Sidang pertama di Pengadilan Negeri Jakarta Pusat, 1 November lalu, berlangsung sepi, lebih kurang 3 menit. Majelis hakim yang dipimpin Wahono Baoed, S.H., bersama W. Napitupulu, S.H., dan Imam Parwis, S.H., cuma menerima surat kuasa terdakwa dari Maqdir Ismail, S.H., dan Askodar, S.H. Ahmadiyah diwakili Hans Pardamean Siagian, S.H., dkk. Karena ia berdiri di sekitar ruang sidang, Hans tak mendengar panggilan. Majelis menilainya ia tak hadir sampai sidang dilanjutkan Rabu pekan ini. "Lha, sejak tadi kita di sini. Hilang sudah ongkos Rp 15 ribu," gerutu Hans. "Kami menggugat gambar itu, karena menimbulkan tafsiran buruk pada pendiri Ahmadiyah," katanya.
Menurut pandangan umat beragama, kata Hans pada wartawan TEMPO Ahmadie Thaha, ular adalah simbol setan. Gambar yang dimuat SMD menunjukkan, Mirza Ghulam Ahmad yang dililit dan hendak dipatuk setan, selain bisa ditafsirkan buruk, malah mengakibatkan misi Ahmadiyah tersendat. Penggugat minta tergugat mencabut gambar itu, selain memasang iklan minta maaf (setengah halaman) di koran-koran Ibu Kota. "Kami meninjaunya secara yuridis saja," ujar Hans.
Kasus ini juga sudah dilaporkan ke Polda Metro Jaya agar gugatan pidana cepat diproses. Kata Syafi R. Batuah, penjabat Sekretaris Tablig Ahmadiyah, pihaknya pernah mengutus kurir ke kantor SMD di Kramat Raya 45, Jakarta Pusat, mengajak berdamai. Nihil. Lalu, 17 Oktober 1988, pihaknya menantang mubahalah dengan pimpinan SMD. Tak digubris. Akhirnya mereka menggugat ke pengadilan.
"Gugatan tersebut lemah," kata Maqdir Ismail. Misalnya, dua tergugat (Buchari Tamam dan penerbit SMD) disatukan di secarik surat gugatan. Sedangkan Buchari Tamam menolak disebut menghina pendiri Ahmadiyah (Qadiani) itu. Dulu memang ada datang seorang utusan Ahmadiyah ke kantor SMD menjelaskan Ahmadiyah tak sesat. "Karena ia tak bisa baca Quran, argumentasinya kami tolak," kata Buchari Tamam. Setelah itu, tak ada usaha damai dan dikira kasusnya selesai. Malah ia ke Departemen Penerangan menjelaskan gambar kobra dimaksud.
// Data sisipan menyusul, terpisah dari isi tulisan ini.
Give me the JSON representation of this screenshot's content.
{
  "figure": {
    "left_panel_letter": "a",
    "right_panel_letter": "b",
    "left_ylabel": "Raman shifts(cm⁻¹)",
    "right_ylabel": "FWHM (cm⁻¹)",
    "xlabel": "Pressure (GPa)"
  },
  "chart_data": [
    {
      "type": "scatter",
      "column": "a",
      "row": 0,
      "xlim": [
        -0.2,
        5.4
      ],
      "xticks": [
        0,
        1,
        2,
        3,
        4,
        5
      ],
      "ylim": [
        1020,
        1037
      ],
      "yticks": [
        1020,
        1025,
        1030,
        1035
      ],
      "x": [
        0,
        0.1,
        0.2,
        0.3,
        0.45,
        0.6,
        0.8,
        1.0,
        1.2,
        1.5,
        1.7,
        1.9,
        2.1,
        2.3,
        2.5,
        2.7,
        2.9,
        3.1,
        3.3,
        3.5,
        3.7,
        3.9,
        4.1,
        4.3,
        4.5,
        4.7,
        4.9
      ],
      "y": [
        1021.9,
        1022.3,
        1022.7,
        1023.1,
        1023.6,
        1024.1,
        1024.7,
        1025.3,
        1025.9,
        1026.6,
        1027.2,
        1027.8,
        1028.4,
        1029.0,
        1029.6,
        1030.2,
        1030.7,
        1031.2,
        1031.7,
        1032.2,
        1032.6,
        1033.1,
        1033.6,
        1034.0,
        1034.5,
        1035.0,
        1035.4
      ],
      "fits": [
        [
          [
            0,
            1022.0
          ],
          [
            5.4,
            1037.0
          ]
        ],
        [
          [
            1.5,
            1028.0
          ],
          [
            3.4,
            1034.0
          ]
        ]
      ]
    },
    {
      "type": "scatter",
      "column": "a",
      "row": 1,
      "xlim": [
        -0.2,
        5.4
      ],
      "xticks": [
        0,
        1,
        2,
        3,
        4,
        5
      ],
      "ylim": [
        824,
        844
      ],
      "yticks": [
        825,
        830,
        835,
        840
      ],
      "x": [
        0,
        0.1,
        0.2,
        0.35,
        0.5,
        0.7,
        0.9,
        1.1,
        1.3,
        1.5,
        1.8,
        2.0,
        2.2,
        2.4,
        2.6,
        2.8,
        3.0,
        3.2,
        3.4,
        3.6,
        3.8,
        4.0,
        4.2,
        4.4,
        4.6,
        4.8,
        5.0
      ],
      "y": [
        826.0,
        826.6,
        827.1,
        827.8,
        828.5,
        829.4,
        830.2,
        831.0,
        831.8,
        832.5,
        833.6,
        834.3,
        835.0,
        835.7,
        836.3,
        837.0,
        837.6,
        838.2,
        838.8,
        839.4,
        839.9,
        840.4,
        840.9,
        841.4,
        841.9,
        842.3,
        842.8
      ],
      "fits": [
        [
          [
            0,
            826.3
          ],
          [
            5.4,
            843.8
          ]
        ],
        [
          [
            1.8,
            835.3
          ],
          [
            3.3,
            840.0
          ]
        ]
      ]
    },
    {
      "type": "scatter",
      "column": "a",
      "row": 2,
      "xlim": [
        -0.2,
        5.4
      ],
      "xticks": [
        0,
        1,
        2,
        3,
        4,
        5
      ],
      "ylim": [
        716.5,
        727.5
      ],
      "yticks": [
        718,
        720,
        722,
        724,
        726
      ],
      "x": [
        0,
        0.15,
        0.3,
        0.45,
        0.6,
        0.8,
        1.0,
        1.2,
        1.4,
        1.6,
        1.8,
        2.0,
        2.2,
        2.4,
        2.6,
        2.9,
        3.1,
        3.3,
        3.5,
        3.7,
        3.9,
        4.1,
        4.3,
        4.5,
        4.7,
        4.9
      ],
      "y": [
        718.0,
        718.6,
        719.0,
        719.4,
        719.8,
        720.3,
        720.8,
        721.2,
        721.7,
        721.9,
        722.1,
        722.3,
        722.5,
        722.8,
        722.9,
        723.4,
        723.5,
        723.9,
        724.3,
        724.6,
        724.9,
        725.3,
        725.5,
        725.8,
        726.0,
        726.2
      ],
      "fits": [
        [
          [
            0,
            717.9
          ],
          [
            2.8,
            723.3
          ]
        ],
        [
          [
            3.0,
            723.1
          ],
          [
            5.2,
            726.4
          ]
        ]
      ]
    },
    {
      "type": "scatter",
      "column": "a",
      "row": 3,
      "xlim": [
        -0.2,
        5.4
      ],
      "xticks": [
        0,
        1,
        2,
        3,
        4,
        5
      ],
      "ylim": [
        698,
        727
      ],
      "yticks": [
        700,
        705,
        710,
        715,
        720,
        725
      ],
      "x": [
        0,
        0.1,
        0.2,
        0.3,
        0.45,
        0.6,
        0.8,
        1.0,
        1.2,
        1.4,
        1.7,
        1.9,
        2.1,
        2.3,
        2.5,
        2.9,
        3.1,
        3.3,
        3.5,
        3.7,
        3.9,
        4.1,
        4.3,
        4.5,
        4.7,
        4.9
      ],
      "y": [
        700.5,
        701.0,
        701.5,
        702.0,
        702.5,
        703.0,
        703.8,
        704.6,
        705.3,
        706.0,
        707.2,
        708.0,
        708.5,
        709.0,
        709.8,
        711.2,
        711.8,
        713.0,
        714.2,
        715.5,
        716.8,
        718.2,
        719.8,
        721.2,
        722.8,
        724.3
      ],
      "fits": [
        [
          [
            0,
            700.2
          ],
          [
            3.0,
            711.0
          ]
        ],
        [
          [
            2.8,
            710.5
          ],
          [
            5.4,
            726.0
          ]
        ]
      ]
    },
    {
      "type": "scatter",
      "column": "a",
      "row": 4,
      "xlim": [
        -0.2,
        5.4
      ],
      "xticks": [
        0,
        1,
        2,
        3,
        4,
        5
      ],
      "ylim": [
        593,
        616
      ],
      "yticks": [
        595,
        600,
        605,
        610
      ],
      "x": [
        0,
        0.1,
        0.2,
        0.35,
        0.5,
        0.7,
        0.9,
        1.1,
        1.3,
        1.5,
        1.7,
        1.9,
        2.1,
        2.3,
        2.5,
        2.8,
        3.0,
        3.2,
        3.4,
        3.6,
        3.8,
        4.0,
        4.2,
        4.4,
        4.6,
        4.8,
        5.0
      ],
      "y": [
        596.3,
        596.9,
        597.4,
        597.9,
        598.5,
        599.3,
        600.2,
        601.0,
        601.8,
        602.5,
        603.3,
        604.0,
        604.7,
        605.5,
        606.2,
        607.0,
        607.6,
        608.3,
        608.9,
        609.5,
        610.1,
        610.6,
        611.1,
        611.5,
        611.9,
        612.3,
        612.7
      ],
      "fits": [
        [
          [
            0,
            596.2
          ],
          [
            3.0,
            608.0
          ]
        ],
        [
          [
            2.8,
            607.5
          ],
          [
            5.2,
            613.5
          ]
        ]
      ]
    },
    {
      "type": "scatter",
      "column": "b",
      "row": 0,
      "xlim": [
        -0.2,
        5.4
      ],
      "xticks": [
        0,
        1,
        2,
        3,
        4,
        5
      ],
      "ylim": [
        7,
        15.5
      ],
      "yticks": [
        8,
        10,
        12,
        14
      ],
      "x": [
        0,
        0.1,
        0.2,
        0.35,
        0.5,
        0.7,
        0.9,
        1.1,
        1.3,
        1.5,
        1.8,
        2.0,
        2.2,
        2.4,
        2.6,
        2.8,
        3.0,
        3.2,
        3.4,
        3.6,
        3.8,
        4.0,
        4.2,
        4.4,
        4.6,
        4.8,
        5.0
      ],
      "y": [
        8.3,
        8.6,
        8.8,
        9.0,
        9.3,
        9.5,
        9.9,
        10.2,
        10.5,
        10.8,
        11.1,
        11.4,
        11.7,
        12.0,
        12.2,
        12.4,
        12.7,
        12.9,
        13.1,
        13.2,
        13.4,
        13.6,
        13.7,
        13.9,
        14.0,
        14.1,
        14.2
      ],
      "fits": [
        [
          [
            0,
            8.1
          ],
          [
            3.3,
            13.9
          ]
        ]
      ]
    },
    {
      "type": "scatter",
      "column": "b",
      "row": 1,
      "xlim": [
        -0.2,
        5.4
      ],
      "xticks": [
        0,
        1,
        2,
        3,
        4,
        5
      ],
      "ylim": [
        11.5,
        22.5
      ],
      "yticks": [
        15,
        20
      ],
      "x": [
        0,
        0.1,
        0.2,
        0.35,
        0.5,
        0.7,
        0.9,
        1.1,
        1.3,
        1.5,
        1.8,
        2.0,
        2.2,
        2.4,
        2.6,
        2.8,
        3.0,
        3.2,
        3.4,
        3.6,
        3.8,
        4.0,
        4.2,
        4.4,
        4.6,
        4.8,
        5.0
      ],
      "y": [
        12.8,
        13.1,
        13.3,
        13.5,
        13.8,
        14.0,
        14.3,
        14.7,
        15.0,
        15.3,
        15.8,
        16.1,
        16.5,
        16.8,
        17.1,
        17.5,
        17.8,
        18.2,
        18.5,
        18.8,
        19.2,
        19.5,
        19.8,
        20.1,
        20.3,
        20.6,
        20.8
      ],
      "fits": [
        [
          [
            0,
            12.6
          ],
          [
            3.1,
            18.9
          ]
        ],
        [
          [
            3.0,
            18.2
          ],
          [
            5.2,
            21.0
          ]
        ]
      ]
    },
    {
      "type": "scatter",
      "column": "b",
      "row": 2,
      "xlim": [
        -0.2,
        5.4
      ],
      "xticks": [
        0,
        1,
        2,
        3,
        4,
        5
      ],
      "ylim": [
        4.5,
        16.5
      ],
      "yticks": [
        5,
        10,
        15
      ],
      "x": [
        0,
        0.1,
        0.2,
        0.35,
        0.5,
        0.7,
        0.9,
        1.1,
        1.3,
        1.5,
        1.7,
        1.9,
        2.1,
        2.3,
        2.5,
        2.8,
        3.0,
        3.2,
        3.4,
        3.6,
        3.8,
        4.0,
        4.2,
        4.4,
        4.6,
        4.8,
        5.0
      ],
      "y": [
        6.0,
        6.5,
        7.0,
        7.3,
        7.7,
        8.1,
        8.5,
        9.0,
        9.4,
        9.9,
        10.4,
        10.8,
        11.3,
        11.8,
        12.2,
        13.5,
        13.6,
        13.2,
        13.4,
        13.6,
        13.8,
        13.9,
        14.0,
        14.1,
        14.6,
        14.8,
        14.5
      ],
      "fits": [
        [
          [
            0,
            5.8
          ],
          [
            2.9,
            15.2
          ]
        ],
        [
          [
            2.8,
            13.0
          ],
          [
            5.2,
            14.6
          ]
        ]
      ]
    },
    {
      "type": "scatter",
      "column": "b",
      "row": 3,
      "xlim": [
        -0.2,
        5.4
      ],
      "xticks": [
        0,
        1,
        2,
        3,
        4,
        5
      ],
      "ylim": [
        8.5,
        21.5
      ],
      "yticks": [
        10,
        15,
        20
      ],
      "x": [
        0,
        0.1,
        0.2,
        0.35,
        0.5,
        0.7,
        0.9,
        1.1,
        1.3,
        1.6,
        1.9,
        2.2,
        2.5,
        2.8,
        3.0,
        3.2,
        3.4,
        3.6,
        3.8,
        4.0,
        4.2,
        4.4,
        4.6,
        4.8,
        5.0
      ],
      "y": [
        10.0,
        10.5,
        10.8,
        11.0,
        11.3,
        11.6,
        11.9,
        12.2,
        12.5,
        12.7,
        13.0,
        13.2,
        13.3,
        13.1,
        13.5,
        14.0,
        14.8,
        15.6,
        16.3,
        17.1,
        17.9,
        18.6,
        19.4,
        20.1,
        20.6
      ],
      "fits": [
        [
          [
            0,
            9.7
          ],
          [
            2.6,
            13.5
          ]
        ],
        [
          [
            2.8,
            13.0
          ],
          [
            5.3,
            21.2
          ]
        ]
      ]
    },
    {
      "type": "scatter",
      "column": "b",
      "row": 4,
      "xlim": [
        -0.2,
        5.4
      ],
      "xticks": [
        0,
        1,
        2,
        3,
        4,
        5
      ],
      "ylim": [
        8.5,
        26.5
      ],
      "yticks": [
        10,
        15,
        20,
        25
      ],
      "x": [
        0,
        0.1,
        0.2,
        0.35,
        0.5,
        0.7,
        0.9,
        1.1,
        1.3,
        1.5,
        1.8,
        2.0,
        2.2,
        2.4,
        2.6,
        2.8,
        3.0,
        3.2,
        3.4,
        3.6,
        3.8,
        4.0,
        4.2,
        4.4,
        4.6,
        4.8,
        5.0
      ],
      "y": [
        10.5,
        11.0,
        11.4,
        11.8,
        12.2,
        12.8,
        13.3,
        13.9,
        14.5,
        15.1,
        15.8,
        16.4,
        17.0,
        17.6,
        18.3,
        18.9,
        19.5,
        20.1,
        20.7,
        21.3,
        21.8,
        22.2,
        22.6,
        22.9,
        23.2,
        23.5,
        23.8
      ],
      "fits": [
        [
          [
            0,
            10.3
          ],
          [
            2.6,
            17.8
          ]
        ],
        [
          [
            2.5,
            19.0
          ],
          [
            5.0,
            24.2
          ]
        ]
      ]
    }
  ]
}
Tapi ajakan mubahalah? "Itu main-main saja, kamuflase," ujar Sekretaris DDII itu. "Ahmadiyah sengaja memakai trik mubahalah untuk merekrut pengikut baru. Padahal, seperti dinyatakan oleh Pemerintah Arab Saudi, Ahmadiyah itu sesat. Bahkan pengikutnya dilarang melakukan ibadat haji ke Mekah." Ia menyebutkan, Departemen Agama RI juga pernah menolak jamaah Ahmadiyah naik haji. Sedang di Pakistan, kaum Ahmadiyah disebut minoritas nonmuslim -- dan diatur dalam satu ordonansi. "Kami sependapat dengan pendapat itu," kata Buchari Tamam.